Are there women who get advanced degrees and never put them to use? Yes. Are there more women failing to use their higher education then men? I would believe it. But I do not think the reason for this is just that women give up on themselves. It is really hard to get a higher degree and have a child. Ask [fellmama] about this subject, she posted an article about it on her blog awhile back. Basically, there is this sort of clock that starts once you finish your Ph.D. and you only have a certain number of years after that to snag a tenure position. Having a child slows everything down and makes much harder to fit into that rigid time schedule.

For men, having children doesn't seem to have the same effect on their ability to get higher degrees or get a job. This is because our society still makes the wife the one primarily responsible for child care. I don't think having children caused my father any career inconvenience at all. Neither did having a wife. But my mother moved to a different country when she got married.

There is still a huge double standard in US for men and women when it comes to having a family.
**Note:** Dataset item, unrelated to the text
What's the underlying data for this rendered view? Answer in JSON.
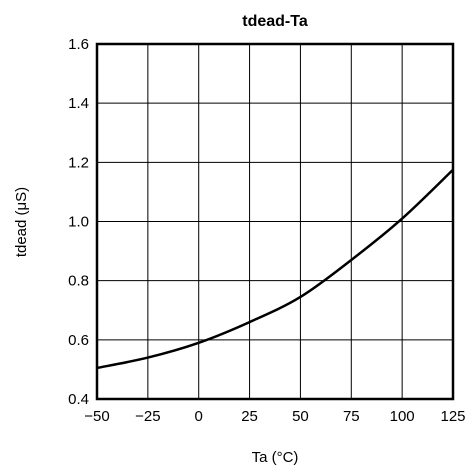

Men rarely feel they have to choose between work and children, whereas women usually do. If they don't give up their job entirely, they generally have to compromise in some way on their career in order to have kids. And that isn't fair.

So, that is my response!

Ily said...

Totally agree with Superquail-- I don't want Hilary to be president, and I didn't vote for her, but the way she is being treated by the media kind of breaks my heart. Like the crying thing- wtf?! I saw that video and she barely teared up, but people were making it sound like she was bawling like a baby. Crazy!